I think if we want to easily support images being opened both as part of their collection and on their own then it would make sense to have each image as its own well-formed ome-zarr, including a .zattrs file? It would mean either duplication of some metadata, or a top level .zattrs which only contains the necessary information for traversing the collection i.e. the snippet @will-moore posted just above
Yes, in the examples I've posted, there would be a full OME-Zarr in each of the images
paths. E.g. dir_1/image2/
would contain .zattrs
etc.
Just to clarify one issue that will become more important with Zarr V3, each of those paths contains an OME-Zarr image
. In the future, there will be a root file which will define the entire OME-Zarr fileset
.
I'm going to try and see how we might migrate the metadata in the current HCS spec into this collections spec.

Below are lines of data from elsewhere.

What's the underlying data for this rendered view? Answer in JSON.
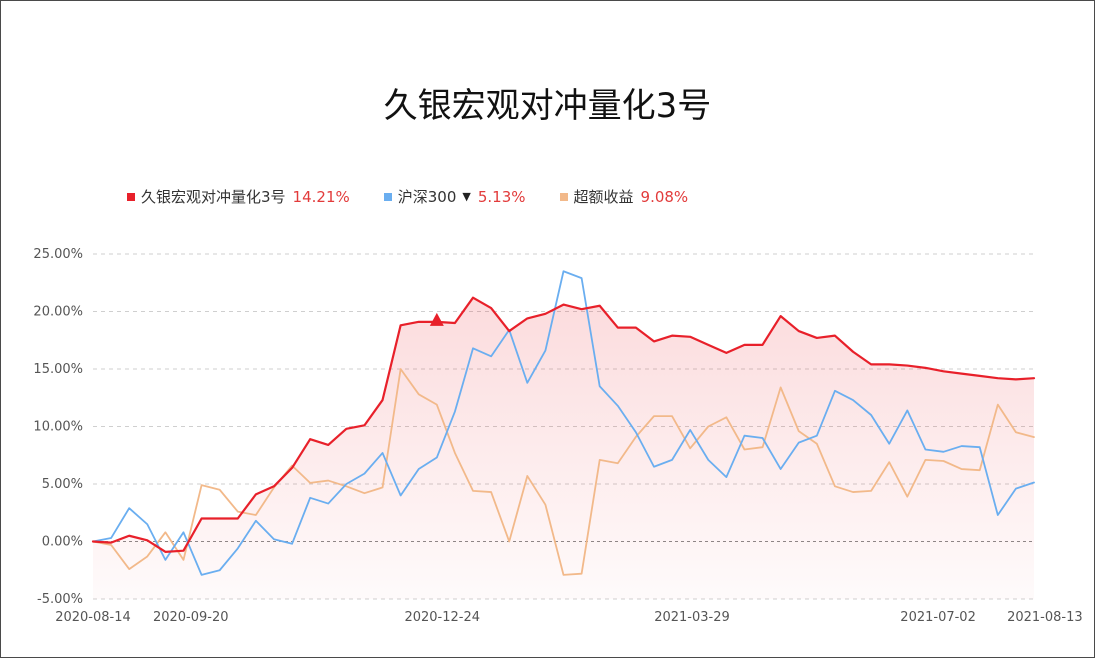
{
  "colors": {
    "fund": "#e8202a",
    "index": "#6aaef0",
    "excess": "#f2b98a",
    "value_red": "#e23b3b",
    "grid": "#cfcfcf",
    "axis_text": "#555555"
  },
  "chart_data": {
    "type": "line",
    "title": "久银宏观对冲量化3号",
    "legend": [
      {
        "name": "久银宏观对冲量化3号",
        "value": "14.21%",
        "color": "#e8202a"
      },
      {
        "name": "沪深300",
        "value": "5.13%",
        "color": "#6aaef0",
        "arrow": "▼"
      },
      {
        "name": "超额收益",
        "value": "9.08%",
        "color": "#f2b98a"
      }
    ],
    "legend_placement": "top-left",
    "x_tick_labels": [
      "2020-08-14",
      "2020-09-20",
      "2020-12-24",
      "2021-03-29",
      "2021-07-02",
      "2021-08-13"
    ],
    "y_tick_labels": [
      "25.00%",
      "20.00%",
      "15.00%",
      "10.00%",
      "5.00%",
      "0.00%",
      "-5.00%"
    ],
    "ylim": [
      -5,
      25
    ],
    "grid": true,
    "num_points": 53,
    "x_ticks": [
      {
        "label": "2020-08-14",
        "index": 0
      },
      {
        "label": "2020-09-20",
        "index": 5.4
      },
      {
        "label": "2020-12-24",
        "index": 19.3
      },
      {
        "label": "2021-03-29",
        "index": 33.1
      },
      {
        "label": "2021-07-02",
        "index": 46.7
      },
      {
        "label": "2021-08-13",
        "index": 52.6
      }
    ],
    "marker": {
      "series": "久银宏观对冲量化3号",
      "index": 19,
      "value": 19.1,
      "shape": "triangle"
    },
    "series": [
      {
        "name": "久银宏观对冲量化3号",
        "color": "#e8202a",
        "area": true,
        "values": [
          0,
          -0.1,
          0.5,
          0.1,
          -0.9,
          -0.8,
          2.0,
          2.0,
          2.0,
          4.1,
          4.8,
          6.4,
          8.9,
          8.4,
          9.8,
          10.1,
          12.3,
          18.8,
          19.1,
          19.1,
          19.0,
          21.2,
          20.3,
          18.3,
          19.4,
          19.8,
          20.6,
          20.2,
          20.5,
          18.6,
          18.6,
          17.4,
          17.9,
          17.8,
          17.1,
          16.4,
          17.1,
          17.1,
          19.6,
          18.3,
          17.7,
          17.9,
          16.5,
          15.4,
          15.4,
          15.3,
          15.1,
          14.8,
          14.6,
          14.4,
          14.2,
          14.1,
          14.2
        ]
      },
      {
        "name": "沪深300",
        "color": "#6aaef0",
        "values": [
          0,
          0.3,
          2.9,
          1.5,
          -1.6,
          0.8,
          -2.9,
          -2.5,
          -0.6,
          1.8,
          0.2,
          -0.2,
          3.8,
          3.3,
          5.0,
          5.9,
          7.7,
          4.0,
          6.3,
          7.3,
          11.3,
          16.8,
          16.1,
          18.4,
          13.8,
          16.6,
          23.5,
          22.9,
          13.5,
          11.8,
          9.5,
          6.5,
          7.1,
          9.7,
          7.1,
          5.6,
          9.2,
          9.0,
          6.3,
          8.6,
          9.2,
          13.1,
          12.3,
          11.0,
          8.5,
          11.4,
          8.0,
          7.8,
          8.3,
          8.2,
          2.3,
          4.6,
          5.13
        ]
      },
      {
        "name": "超额收益",
        "color": "#f2b98a",
        "values": [
          0,
          -0.3,
          -2.4,
          -1.3,
          0.8,
          -1.6,
          4.9,
          4.5,
          2.6,
          2.3,
          4.7,
          6.6,
          5.1,
          5.3,
          4.8,
          4.2,
          4.7,
          15.0,
          12.8,
          11.9,
          7.7,
          4.4,
          4.3,
          0,
          5.7,
          3.2,
          -2.9,
          -2.8,
          7.1,
          6.8,
          9.1,
          10.9,
          10.9,
          8.1,
          10.0,
          10.8,
          8.0,
          8.2,
          13.4,
          9.6,
          8.5,
          4.8,
          4.3,
          4.4,
          6.9,
          3.9,
          7.1,
          7.0,
          6.3,
          6.2,
          11.9,
          9.5,
          9.08
        ]
      }
    ]
  }
}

This is based on the current HCS spec: https://ngff.openmicroscopy.org/latest/#plate-md
and also includes proposed changes from https://github.com/ome/ngff/pull/24/ (adds row_index
and column_index
).
Here is a 6-well Plate, with 2 acquisitions (only 1 image in the 2nd acquisition).

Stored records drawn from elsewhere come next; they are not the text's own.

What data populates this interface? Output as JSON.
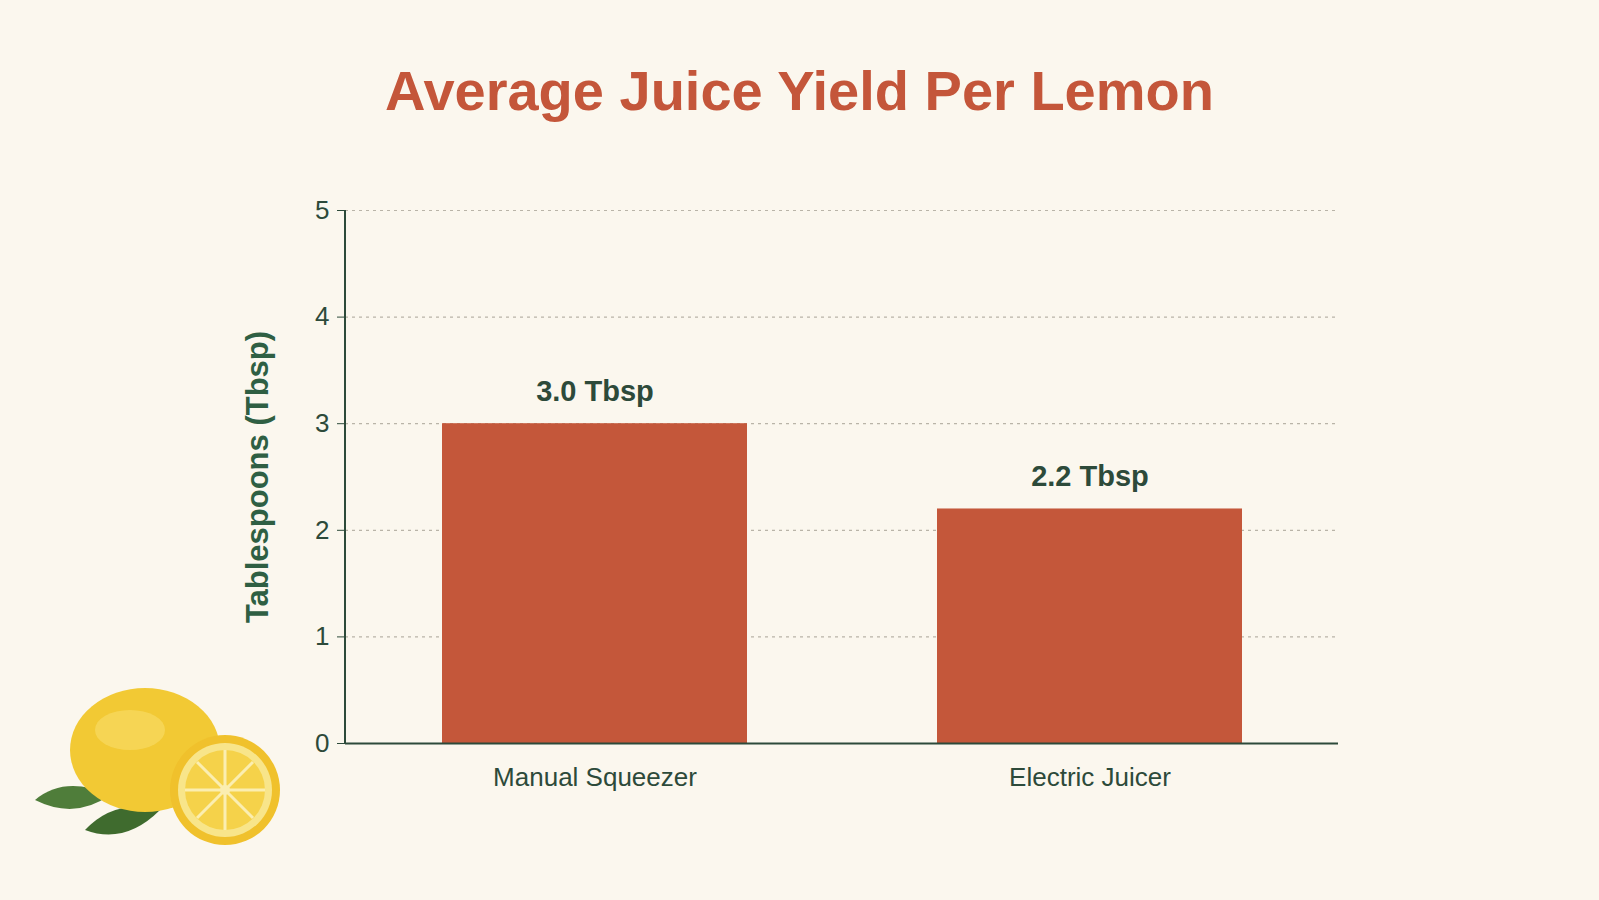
{
  "chart_data": {
    "type": "bar",
    "title": "Average Juice Yield Per Lemon",
    "y_label": "Tablespoons (Tbsp)",
    "categories": [
      "Manual Squeezer",
      "Electric Juicer"
    ],
    "values": [
      3.0,
      2.2
    ],
    "value_labels": [
      "3.0 Tbsp",
      "2.2 Tbsp"
    ],
    "color": "#c4573a",
    "ylim": [
      0,
      5
    ],
    "yticks": [
      0,
      1,
      2,
      3,
      4,
      5
    ],
    "grid": true,
    "data_labels": true
  }
}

The only custom info that is not generic to the collections spec is the acquisition starttime
which is therefore in a user-defined properties
dictionary. We should probably specify that any custom attributes should go in a properties
dictionary to avoid clashing with future spec key-words.
cc @melissalinkert
Anyone else want to try using this spec proposal with a sample of their current data needs, to see if it works for you and suggest any other key-words that we might need?
# .zattrs
{
"collections": [
{
"name": "HCS plate 01",
"images": {
"2020-10-10/A/1": {
"row_index": 0,
"column_index": 0
},
"2020-10-10_run2/A/1": {
"row_index": 0,
"column_index": 0
},
"2020-10-10/A/2": {
"row_index": 0,
"column_index": 1
},
"2020-10-10/A/3": {
"row_index": 0,
"column_index": 2
},
"2020-10-10/B/1": {
"row_index": 1,
"column_index": 0
},
"2020-10-10/B/2": {
"row_index": 1,
"column_index": 1
},
"2020-10-10/B/3": {
"row_index": 1,
"column_index": 2
}
},
"layout": {
"type": "grid",
"rows": [
{"name": "A"},
{"name": "B"},
{"name": "C"}
],
"columns": [
{"name": "1"},
{"name": "2"},
{"name": "3"}
]
},
"groups": {
"acquisition_1": {
"name": "Meas_01(2012-07-31_10-41-12)",
"properties": {
// custom user data can go here
},
"id": 1,
"starttime": 1343731272000,
"maximumfieldcount": 1,
"images": [
"2020-10-10/A/1",
"2020-10-10/A/2",
"2020-10-10/A/3",
"2020-10-10/B/1",
"2020-10-10/B/2",
"2020-10-10/B/3"
]
},
"acquisition_2": {
"name": "Meas_02(201207-31_11-56-41)",
"properties": {},
"id": 2,
"starttime": 1343735801000,
"maximumfieldcount": 1,
"images": [
"2020-10-10_run2/A/1"
]
}
}
}
]
}
As suggested by @sbesson I checked for any info that can be stored in the current HCS spec but wasn't in the example above. I only found id
and maximumfieldcount
for the acquisitions. Initially I felt these could go under each group
in the user-defined properties
. But that's really just a place for stuff that's not part of the spec, and since these are part of the current spec, I moved them up to be attributes of each group
object. But, if it's felt we want to reduce the scope of the collections spec then they could go under properties
.
Since there haven't been any objections to the latest proposal, can I assume that everyone is happy with it?
If so, my next steps would be to convert an existing HCS OME-Zarr to the format above (which should be possible without moving any images on disk) and then to look at updating the viewing of that data in ome-zarr-py
(for napari
) or in vizarr
(cc @manzt) to see if there are any blockers to the current features.
Sorry if I missed it @will-moore: how are sites (aka well sub-positions) treated with your proposal?